Greg's last band, the ironically-named Kings of the Surf (France having a rep for world class surfers - not), served up a pretty fair album a few years back but asked him to move on as they wanted to be "more commercial". Their loss is The Outside's gain.

One of the outstanding things is the way Monsieur Bowen wrenches a beefy, full-throated tone out of his white, 1964 Epiphone Crestwood custom-made copy (formerly owned by a certain rockin' Doctor). Bearing in mind its lineage, you gotta have chutzpah to own one, let alone play it, and Bowen knows his way around a fretboard. Check out his fave song "Rockin' Down All the Way" for evidence.
Now it must be said that Gregory is blessed with a "guitar player's voice" - but then so do the majority of people whose music we spin at the I-94 Bar. Drummer Lorry Darth Vader (ex-TV Men) and bassist Miss Carole Rotch have similar musical outlooks to the bandleader and lock in as tight as a drum underneath these songs.
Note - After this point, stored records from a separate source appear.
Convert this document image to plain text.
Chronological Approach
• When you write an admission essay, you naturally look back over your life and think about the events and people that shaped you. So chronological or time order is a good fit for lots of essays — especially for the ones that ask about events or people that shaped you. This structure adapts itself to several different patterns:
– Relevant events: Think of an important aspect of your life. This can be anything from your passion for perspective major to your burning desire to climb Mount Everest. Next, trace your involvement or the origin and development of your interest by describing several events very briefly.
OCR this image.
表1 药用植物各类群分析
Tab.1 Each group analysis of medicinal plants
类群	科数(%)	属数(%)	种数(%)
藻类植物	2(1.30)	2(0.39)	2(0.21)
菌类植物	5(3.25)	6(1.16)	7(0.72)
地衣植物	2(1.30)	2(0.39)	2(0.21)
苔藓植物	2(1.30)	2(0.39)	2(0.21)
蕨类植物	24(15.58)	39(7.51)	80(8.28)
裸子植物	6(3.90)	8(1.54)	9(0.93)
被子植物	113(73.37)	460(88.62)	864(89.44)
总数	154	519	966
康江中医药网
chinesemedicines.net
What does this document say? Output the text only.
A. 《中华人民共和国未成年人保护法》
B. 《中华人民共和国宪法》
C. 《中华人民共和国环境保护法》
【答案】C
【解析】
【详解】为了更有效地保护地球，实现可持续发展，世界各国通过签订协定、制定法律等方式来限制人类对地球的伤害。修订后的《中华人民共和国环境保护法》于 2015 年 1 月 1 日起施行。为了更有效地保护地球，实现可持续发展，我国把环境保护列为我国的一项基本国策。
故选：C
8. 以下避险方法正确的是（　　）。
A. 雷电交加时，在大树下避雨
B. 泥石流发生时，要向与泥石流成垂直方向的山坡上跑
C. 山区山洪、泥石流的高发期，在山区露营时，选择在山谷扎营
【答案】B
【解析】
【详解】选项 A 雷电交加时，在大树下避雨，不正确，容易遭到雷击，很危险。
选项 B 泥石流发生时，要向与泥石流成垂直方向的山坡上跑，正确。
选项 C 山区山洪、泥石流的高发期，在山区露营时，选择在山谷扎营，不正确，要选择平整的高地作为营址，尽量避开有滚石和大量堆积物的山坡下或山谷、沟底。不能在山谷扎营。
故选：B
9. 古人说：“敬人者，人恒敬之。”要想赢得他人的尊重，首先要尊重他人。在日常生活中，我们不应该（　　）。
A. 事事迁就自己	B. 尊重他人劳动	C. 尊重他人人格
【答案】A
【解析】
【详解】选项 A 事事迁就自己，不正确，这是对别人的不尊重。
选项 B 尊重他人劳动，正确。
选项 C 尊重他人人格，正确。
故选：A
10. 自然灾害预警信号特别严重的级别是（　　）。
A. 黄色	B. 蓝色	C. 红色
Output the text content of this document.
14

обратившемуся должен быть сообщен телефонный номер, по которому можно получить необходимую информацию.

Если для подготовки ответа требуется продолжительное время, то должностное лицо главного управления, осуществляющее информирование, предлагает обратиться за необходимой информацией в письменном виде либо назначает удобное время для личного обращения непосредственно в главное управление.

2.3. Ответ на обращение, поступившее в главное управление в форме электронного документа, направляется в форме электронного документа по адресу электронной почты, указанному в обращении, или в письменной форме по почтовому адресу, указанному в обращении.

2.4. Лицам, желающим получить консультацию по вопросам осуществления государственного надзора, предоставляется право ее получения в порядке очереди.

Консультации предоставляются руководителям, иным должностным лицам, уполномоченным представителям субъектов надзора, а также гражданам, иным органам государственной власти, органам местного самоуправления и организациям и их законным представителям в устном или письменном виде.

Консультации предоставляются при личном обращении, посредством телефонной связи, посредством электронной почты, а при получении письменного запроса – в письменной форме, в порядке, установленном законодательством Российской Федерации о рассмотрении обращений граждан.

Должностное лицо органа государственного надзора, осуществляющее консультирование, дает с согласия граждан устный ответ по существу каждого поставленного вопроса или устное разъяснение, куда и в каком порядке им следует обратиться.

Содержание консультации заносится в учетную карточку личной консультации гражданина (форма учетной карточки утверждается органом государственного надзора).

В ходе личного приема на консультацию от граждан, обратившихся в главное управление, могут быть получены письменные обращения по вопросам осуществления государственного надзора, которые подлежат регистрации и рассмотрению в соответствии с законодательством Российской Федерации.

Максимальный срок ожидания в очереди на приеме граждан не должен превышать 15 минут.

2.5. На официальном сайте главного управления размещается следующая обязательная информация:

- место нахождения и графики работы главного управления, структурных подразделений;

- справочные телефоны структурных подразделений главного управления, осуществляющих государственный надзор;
Some real knee-shatterers here, too, like the aforementioned "Rockin' Down...", "Bored" and "Take Me Back the Stone", a trio of barn-burners strategically placed in the middle of the tracking order. A strutting "All Around" and another medium-tempo, "Claire", vary the pace, both allowing for some especially fine lead guitarwork to bleed through the mix. The solitary cover is easily recognisable and you'd be right if you thought "Route 66" is a well-travelled road. In these hands it's undergone significant roadwork to differ significantly from the version Radio Birdman used to play. I'm sure there are lots of other odes to smallish Brittany towns out there but "Living Back in Morlaix" is the first to enter my lexicon. (Next he'll write one about his pub).

And the production by Johnny Cat at his own Rock On Studios in Rennes is first-class; lots of bottom end to anchor the firestorm and a live-sounding room. Minimal overdubs means you hear what The Outside would sound like live.